The shaft comprises a classically designed pedestal, base, shaft and part capital of reinforced concrete. The pedestal is rusticated and splayed up to a base which is part fluted where it meets the shaft and smooth rendered up to the remaining section of capital.

Numerous repair works including substantial steel bands have been fitted to all parts of the shaft and in more recent times decorative lights, lightning conductors and numerous appendages have been fitted. Immediately to the south of the base is a series of concrete access lids to the chamber below with three steel vents and cowls probably dating from the mid to late 20th century. A painted brick access structure is located to the south east of the shaft, which has a flat concrete lid and would date from the mid to late 20th century. A chain wire mesh fence surrounds the base of the vent shaft which dates from the late 20th century.

The inscription on the southern face of the pedestal reads "Metropolitan Board of Water Supply and Sewerage erected 1910".

In terms of integrity the vent shaft and pedestal would be reasonably intact although it has a number of later appendages and missing its original capital. Internally the shaft has been relined and repaired more than once due to spalling of concrete and corrosion of reinforcement bars. It appears the capital has been rendered smooth.

Immediate physical curtilage would be around the base in the area of the existing fence extending to include the concrete access hatches, vents and access bulk head, but acknowledging the vents and bulk head are not in themselves significant. The visual curtilage extends from the western topographical ridge top to the ocean on the north and south of the vent shaft.

Reasonably intact.

=== Modifications and dates ===
1938, 1948, 1956, 1963, 1977, 2001.

== Heritage listing ==
As at 4 February 2002, this classically designed vent shaft, albeit not the first on the site, is aesthetically the most significant reinforced concrete structure of its type in the Sydney Water system. It is an important landmark for a great distance and likely to be held in high regard by the community. It is likely to be unique in NSW for its use, design and construction.

The Bondi Sewer Vent was listed on the New South Wales State Heritage Register on 15 November 2002 having satisfied the following criteria.

The place is important in demonstrating the course, or pattern, of cultural or natural history in New South Wales.

It is one of the few major visible parts of the 19th century engineering work, the BOOS, being the first major sewerage system in Sydney.

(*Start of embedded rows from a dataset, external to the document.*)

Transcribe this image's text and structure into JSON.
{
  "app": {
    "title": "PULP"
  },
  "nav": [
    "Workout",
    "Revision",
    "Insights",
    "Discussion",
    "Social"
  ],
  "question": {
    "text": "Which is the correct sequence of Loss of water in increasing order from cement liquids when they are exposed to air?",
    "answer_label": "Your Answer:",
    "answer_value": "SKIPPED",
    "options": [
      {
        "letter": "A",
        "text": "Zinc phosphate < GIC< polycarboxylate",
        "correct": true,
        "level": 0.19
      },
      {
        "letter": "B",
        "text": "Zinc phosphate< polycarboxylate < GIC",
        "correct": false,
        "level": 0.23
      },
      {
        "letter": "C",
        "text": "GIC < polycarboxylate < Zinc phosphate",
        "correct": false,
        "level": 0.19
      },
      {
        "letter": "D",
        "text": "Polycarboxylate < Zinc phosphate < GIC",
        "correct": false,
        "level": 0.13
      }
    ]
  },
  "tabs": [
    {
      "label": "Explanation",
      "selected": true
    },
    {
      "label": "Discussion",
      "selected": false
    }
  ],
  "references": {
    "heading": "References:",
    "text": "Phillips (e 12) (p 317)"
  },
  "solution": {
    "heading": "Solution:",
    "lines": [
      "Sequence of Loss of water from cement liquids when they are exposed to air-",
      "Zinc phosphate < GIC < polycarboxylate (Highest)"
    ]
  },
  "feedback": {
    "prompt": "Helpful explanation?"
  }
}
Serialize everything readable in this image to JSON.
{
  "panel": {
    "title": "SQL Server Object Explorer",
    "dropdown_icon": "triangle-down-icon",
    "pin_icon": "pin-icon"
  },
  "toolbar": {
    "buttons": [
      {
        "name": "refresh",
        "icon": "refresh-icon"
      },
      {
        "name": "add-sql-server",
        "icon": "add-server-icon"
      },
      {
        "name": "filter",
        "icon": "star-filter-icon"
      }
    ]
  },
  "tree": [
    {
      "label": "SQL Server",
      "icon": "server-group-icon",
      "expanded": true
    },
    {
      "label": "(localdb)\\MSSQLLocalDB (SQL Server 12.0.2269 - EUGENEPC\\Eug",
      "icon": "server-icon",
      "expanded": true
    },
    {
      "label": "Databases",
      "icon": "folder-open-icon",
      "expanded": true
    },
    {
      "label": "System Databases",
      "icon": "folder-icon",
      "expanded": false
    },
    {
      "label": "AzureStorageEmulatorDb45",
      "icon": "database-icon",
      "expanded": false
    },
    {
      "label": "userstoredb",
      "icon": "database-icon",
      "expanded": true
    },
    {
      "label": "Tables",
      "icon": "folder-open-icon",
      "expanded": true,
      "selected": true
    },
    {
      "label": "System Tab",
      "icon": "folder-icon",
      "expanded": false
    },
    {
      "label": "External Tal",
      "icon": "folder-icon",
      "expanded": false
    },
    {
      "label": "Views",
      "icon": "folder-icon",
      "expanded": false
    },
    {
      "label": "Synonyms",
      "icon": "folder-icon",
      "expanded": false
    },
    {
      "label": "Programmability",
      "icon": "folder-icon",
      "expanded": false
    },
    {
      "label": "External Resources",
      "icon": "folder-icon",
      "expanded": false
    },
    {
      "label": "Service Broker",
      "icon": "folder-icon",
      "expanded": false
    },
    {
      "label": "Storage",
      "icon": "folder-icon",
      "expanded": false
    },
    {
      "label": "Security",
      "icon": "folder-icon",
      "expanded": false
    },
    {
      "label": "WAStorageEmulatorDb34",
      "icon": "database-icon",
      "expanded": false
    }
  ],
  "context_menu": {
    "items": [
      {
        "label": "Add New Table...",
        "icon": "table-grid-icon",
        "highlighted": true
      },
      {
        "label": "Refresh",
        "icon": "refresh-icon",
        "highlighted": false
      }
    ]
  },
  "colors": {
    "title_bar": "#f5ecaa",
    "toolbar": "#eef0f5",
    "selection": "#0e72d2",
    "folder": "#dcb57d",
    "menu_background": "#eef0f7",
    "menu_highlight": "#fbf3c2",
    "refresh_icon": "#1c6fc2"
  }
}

It is the first Vent Stack constructed in reinforced concrete by the Metropolitan Board of Water Supply & Sewerage.

The place is important in demonstrating aesthetic characteristics and/or a high degree of creative or technical achievement in New South Wales.

The Vent Stack is a prominent landmark feature of the coastline near Bondi. Its placement in an open setting is important to the maintenance of these landmark qualities.
The architectural design reflects the quality and taste of the day with an understanding of classical proportions and principles.

The place has a strong or special association with a particular community or cultural group in New South Wales for social, cultural or spiritual reasons.

The Vent Stack is also likely to have social significance in its landmark qualities to the local community, and for the function it serves.

The place has potential to yield information that will contribute to an understanding of the cultural or natural history of New South Wales.

The vent stack demonstrates the early advances in the use of reinforced concrete, particularly in regard to sewer and structural engineering.

The place possesses uncommon, rare or endangered aspects of the cultural or natural history of New South Wales.

The shaft is unique in Sydney Water's system and likely NSW.

The place is important in demonstrating the principal characteristics of a class of cultural or natural places/environments in New South Wales.

The ventilation function is now common place and representative of sewage systems.